3. Turn up the (right kind of) noise. 

It may sound counterintuitive, but adding some noise to your environment — the relaxing kind — can help you sleep better. You may have heard of white noise, which studies have shown can help people fall asleep faster. Recent research shows that pink noise can be just as effective, and sleeping with pink noise has been linked with improved memory, possibly as a result of its effect on memory-enhancing sleep

Try this tonight: 

  • Buy a noise machine or download an app like White Noise Lite (iOS, Android) that emits a soft, static-like sound (like gentle ocean waves or quiet rainfall).
  • A Molekule air purifier can do double duty, clearing harmful particles from the air and providing a soft, pink noise in the background.
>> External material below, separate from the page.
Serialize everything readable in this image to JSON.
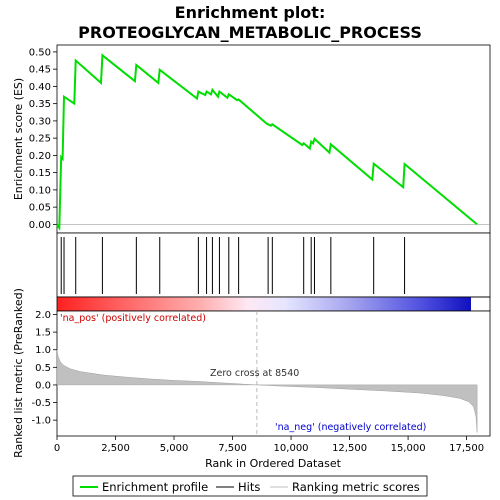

4. Cool it down to improve sleep hygiene. 

Your body temperature naturally lowers to help it wind down for bed, so a cool atmosphere naturally induces a feeling of sleepiness. And once you are asleep, your body temperature continues to lower, so a cooler environment can be supportive of this process. Then, as you get closer to waking up, your body temperature increases, which provides a signal to your body to halt melatonin production. 

Try this tonight: 

  • When it’s time for bed, turn down the thermostat to between 60 to 67 degrees Fahrenheit (15.6 to 19.4 degrees Celsius), ideally.  
  • Try taking a warm bath or shower before bed, which can prompt your body to cool itself down. (Here’s why that works.
  • Your body’s ability to thermoregulate itself during sleep isn’t only dependent on the air in the room; it also depends on your bedding materials. Make sure your mattress and sheets aren’t made of materials that hold in heat, and are instead cooling and breathable. 

RELATED: How to Choose the Best Bedding for Better Sleep

5. Eat the right foods — and avoid the wrong ones — before bed.  

A final and not-to-be-overlooked element of sleep hygiene involves what you eat and drink before you go to sleep. Not all foods are created equal; while certain foods should be avoided before bed, others can actually benefit your sleep. 

Try this tonight: 

  • If you’re craving a bedtime snack, go for a combo of carbs and protein. Think: cheese and crackers, an apple and almond butter, or turkey and a slice of whole-grain bread. Dairy is a smart addition if you can tolerate it, since calcium helps the brain convert the amino acid tryptophan (found in many proteins) into melatonin. 
  • Stay away from spicy or garlicky foods before bed, which can cause sleep-disrupting digestive issues, as well as foods that are particularly high in fat. 
  • Avoid caffeine or alcohol — both of which are known sleep-disruptors. 
  • Sip a cup of decaf tea with calming ingredients, such as chamomile, lavender, passionflower, or valerian root. Plus, the relaxing ritual of simply making a cup of tea can serve as a reminder to your body that it’s time to wind down.